In 1842, Cavanagh served as a Corporal in the British occupation, and subsequent retreat from Kabul under the command of Major-General William Elphinstone. Sensing the immediate danger and likelihood of death that would occur during the retreat, he convinced a Colonel he knew to be a member of the Templar Order, Walter Lavelle, that they would both be better off deserting the army and making there own way to Jalalabad around the Khord-Kabul Pass where he knew the main assault on the army would occur. After the first night of the march, Lavelle had seen enough evidence of the Afghan's intentions to kill them that he agreed to leave the group with Cavanagh serving as his batsman along with an unnamed Sikh sepoy. During the journey, the three men were faced with a small encampment of five Afghan hillmen and were forced to fight. Lavelle and the sepoy provided cover fire from behind a boulder as Cavanagh used the element of surprise to attack the tribesmen directly. When an errant shot allowed one the Afghans to get in an attack, Cavanagh walked away from the conflict with a permanent facial scar and a considerably low opinion of Lavelle's abilities.

Concealing themselves in the hillmen's clothes, the three deserters later stumbled upon a roaming settlement of one of Afghan leader Akbar Khan's warlords. Unable to simply flee, the disguised Cavanagh and Lavelle made their getaway when Cavanagh used his command of Pushtu to tell the Afghans that the sepoy was their prisoner and the pair left him to die.

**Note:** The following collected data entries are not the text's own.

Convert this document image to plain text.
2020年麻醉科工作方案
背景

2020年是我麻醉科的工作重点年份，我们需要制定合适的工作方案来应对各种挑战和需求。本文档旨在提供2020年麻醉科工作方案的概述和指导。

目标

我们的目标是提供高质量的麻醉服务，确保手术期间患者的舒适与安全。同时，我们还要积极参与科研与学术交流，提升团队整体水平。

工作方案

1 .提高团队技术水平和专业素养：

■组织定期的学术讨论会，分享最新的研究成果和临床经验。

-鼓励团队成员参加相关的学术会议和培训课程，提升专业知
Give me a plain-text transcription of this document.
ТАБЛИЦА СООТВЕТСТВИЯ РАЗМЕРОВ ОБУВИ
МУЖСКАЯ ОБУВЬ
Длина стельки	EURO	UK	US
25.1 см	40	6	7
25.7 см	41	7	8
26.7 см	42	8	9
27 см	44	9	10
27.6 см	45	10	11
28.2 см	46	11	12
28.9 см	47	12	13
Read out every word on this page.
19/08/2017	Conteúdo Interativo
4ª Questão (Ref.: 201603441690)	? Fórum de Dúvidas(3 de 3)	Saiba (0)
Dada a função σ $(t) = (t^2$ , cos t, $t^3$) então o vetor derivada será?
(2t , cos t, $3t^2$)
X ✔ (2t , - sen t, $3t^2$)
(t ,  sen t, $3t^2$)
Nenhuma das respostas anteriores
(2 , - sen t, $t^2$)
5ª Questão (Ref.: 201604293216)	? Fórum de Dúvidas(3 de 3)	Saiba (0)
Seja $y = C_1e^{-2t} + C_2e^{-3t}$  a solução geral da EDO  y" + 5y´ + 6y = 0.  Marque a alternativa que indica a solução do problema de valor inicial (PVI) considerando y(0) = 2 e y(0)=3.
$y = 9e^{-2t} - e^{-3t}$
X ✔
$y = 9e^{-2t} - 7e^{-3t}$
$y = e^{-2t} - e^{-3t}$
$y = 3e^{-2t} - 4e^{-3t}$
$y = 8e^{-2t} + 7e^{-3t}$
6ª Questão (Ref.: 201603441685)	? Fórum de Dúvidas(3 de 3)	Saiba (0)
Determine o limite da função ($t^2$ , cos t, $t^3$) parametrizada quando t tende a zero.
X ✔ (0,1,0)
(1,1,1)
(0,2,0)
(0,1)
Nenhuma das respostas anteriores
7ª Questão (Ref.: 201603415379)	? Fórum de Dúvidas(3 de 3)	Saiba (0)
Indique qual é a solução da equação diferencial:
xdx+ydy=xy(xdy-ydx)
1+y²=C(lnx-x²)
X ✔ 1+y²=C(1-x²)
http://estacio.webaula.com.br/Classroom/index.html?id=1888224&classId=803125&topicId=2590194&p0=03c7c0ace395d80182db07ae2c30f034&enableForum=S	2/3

Years later both Cavanagh and Lavelle returned to England, where upon Cavanagh was himself inducted into the Templar order. Shortly after it is believed that he had recommended, and possibly committed the execution of Lavelle under the direction of the Order itself.

Cavanagh was involved in the construction of the world's first underground railway; a cover for his attempts to unearth an Apple of Eden with which he sought to usurp the position of Templar Grand Master from Crawford Starrick.

In 1862, after his subordinate, Marchant, alerted him that a body had been found on the construction site, Cavanagh arrived as just as Police Sergeant Frederick Abberline was beginning his investigation. As Abberline showed him the body of Robert Waugh, Cavanagh told the office that he didn't know the man, but Jayadeep Mir, who at the time was posing as a worker on the site by the name of Bharat Singh, saw that despite his talent for hiding his true feelings, Cavanagh was lying. Although the Solicitor's wife Mary Pearson requested to delay the construction due to the death, Cavanagh insisted and continued the work.

At some later point after interrogating the captured Indian Assassin Ajay and discovering the true identity of Jayadeep Mir, Cavanagh went about organising for the framing of Mir for the murder of Charles Pearson, who had unknowingly obtained the Apple of Eden that Cavanagh had been searching for throughout the tunnel excavation process. During the official opening of the underground track and the inaugural trip along its rails, it was in fact Cavanagh who stabbed Pearson to death before removing the Apple that Mr Pearson had been using to adorn his walking stick. Now in possession of the Apple, Cavanagh went about using it's power to kill Mir and Ethan Frye, who had been observing the movements of the group and had come to investigate, when the Apple began to glow abnormally and caused the tunnel around them to collapse. As Cavanagh followed the fleeing Frye and Mir and attempted to direct the Apple's power towards the pair, he was stabbed in the armpit by Marchant using the very knife earlier used to kill Mr Pearson. In committing the act, Marchant revealed that his execution had been ordered by Crawford Starrick, the Templar Grand Master of the British Rite who Cavanagh himself was planning to overthrow.